Most recently, the State Department said it would revoke Petro’s visa while he was in New York to attend the United Nations General Assembly due to his participation in a protest in which he called on American soldiers to stop following Trump’s orders. “I ask all soldiers of the United States Army not to point their rifles against humanity” and “disobey Trump’s orders,” Petro said.

Petro said a Colombian man was killed in a raid on September 16, and identified him as Alejandro Carranza, a fisherman from the coastal town of Santa Marta. He said Carranza had nothing to do with drug trafficking and that his boat was broken down when he was hit.

“US government officials committed murder and violated our sovereignty in territorial waters,” Petro wrote on X. “The Colombian boat was veering off course and was carrying a distress signal, with one of its engines running. We are awaiting clarifications from the US government.”

Petro said he informed the Attorney General’s Office and asked it to take immediate action to initiate legal proceedings at the international level and in US courts. He continued to post a series of messages early Sunday about the murder.

“The United States invaded our national territory, launched a missile to kill a humble fisherman, and destroyed his family and children,” Petro wrote. “This is Bolivar’s homeland, and they are killing his children with bombs.”

Meanwhile, Noticias Caracol, a Colombian news program, reported that the man injured in the latest strike was taken to hospital after being repatriated and remains in serious condition.

It quoted Colombian Interior Minister Armando Benedetti as saying that the Colombian “will be tried, and he will be received – pardon the harsh expression – as a criminal, because it is known so far that he was carrying a boat full of cocaine, which in our country is a crime, and although he was in international waters, his return to his homeland will be as if he were being tried in the United States.”

Petro said the man was on board a “drug submarine.”

The Ecuadorian Interior Ministry confirmed in a statement sent to The Associated Press on Sunday that the United States had returned an Ecuadorian man injured in the latest strike.
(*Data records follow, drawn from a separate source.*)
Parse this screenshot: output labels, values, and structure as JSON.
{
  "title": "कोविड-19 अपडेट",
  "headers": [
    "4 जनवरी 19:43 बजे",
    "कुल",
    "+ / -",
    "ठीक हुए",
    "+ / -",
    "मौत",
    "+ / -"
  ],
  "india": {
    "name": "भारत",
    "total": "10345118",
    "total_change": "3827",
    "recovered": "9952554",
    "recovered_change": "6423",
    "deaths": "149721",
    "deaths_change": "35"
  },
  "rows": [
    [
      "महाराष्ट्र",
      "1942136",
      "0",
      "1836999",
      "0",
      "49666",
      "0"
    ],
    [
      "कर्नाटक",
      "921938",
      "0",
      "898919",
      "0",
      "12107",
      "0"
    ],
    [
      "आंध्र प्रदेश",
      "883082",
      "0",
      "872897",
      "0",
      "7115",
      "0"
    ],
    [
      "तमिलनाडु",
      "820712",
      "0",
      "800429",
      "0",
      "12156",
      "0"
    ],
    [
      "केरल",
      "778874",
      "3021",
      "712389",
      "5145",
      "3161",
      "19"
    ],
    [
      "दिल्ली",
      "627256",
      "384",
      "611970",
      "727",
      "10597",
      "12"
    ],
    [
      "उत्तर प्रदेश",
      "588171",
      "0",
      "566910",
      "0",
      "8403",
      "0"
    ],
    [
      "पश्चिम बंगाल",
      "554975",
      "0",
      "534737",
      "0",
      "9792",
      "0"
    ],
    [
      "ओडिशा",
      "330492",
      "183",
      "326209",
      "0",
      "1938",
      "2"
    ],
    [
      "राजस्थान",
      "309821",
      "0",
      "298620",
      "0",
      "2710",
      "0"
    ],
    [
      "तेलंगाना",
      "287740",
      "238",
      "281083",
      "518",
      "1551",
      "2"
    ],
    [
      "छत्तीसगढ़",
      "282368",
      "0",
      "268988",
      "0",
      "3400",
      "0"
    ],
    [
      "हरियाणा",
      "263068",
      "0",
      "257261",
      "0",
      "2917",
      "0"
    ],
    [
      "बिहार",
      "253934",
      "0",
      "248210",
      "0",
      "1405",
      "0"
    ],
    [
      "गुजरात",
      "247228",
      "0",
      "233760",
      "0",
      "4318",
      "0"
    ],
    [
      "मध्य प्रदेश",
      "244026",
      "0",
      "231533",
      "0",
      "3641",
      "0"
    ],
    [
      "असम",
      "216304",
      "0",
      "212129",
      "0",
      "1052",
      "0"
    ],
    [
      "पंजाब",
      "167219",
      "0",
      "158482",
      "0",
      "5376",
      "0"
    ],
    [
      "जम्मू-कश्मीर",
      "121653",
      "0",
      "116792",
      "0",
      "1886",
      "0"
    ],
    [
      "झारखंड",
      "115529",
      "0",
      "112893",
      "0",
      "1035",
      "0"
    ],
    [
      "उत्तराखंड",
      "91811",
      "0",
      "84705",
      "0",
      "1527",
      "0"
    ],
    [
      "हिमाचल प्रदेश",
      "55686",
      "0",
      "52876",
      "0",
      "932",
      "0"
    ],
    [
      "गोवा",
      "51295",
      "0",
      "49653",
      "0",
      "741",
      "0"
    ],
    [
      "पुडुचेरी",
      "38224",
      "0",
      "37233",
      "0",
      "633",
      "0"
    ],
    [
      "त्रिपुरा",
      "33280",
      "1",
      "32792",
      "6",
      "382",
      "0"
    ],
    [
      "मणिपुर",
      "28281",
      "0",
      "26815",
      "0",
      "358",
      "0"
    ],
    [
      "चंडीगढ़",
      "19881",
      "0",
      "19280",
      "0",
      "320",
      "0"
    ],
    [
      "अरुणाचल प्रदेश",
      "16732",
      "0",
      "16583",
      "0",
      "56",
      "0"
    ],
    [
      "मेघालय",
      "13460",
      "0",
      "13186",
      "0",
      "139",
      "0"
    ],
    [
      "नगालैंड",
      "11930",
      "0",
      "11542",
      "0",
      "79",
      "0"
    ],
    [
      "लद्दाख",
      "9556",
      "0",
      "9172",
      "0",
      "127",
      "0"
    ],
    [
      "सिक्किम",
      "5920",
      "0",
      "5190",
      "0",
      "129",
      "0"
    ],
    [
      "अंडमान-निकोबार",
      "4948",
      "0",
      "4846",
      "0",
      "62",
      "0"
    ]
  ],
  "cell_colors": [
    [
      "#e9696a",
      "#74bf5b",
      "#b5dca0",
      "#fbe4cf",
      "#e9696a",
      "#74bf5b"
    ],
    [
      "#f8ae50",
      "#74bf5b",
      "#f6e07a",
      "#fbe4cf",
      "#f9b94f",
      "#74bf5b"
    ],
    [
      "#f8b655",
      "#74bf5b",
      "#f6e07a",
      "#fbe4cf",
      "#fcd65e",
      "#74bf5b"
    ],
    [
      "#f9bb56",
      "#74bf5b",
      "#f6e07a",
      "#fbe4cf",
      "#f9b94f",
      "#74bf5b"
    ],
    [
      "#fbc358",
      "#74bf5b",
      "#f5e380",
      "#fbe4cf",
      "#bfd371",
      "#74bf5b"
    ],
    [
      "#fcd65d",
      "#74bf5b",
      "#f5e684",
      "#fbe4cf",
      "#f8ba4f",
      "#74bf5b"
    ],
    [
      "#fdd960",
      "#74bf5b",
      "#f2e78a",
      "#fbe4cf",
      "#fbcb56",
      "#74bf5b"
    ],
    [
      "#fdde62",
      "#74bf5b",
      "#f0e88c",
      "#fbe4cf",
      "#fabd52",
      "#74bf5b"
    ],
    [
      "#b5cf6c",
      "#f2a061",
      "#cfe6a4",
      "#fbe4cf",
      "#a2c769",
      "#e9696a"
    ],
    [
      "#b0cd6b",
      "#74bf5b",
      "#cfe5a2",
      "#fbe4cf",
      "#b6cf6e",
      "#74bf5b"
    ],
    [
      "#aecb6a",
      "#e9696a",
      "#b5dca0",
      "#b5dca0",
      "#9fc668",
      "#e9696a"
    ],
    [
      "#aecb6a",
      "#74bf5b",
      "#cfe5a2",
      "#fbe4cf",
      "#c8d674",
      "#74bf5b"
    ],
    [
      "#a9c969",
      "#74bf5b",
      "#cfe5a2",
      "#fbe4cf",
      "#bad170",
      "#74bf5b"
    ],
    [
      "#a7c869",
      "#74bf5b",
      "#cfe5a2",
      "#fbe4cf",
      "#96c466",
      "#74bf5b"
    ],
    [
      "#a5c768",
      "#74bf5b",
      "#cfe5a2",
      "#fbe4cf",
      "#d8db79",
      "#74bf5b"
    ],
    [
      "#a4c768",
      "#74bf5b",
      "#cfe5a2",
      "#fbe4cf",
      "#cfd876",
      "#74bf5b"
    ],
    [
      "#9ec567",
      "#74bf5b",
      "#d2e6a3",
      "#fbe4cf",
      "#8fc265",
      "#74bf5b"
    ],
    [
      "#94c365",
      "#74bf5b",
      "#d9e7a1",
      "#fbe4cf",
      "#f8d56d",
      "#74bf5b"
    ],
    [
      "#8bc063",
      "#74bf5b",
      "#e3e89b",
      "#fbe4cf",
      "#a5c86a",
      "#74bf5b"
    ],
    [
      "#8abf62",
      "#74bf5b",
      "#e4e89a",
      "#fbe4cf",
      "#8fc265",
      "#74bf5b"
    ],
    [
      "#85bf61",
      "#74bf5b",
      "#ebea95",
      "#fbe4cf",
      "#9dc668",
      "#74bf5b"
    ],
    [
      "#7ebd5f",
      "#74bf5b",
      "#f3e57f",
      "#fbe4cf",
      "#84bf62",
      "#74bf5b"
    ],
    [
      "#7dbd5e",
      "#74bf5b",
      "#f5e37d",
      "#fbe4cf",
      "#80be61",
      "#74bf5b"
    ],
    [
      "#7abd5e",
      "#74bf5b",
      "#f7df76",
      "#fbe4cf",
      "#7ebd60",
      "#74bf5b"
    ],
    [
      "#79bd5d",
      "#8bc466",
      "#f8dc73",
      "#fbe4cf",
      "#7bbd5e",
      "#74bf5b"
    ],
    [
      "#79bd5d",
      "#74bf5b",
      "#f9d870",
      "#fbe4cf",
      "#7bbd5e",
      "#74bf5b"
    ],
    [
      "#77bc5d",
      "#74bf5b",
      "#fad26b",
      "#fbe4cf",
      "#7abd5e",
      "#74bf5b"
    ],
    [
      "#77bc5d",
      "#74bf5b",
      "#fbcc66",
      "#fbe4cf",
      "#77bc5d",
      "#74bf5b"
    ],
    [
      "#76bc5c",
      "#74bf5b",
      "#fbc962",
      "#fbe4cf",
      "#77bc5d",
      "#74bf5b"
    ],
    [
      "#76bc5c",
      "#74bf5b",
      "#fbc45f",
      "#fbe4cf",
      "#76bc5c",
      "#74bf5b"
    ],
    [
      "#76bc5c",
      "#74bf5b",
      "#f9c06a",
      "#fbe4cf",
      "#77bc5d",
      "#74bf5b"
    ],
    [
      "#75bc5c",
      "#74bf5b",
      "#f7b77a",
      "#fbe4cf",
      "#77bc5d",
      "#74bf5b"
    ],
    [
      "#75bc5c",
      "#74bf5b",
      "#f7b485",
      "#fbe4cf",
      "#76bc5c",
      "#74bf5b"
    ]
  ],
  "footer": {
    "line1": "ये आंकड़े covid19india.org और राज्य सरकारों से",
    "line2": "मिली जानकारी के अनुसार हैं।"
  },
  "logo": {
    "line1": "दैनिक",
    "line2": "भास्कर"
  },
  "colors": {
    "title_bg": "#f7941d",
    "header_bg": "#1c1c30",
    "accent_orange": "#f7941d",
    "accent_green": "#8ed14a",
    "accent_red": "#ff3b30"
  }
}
Officials identified him as Andres Fernando Tuvino Chela, and said a doctor found him in good health.

The Ministry indicated that two public prosecutors met with Tovino Chela and decided that he had not committed any crimes within the country’s borders and that there was no evidence to the contrary.

Cotto reported from San Juan, Puerto Rico. Associated Press writer Astrid Suarez in Bogotá, Colombia, contributed to this report.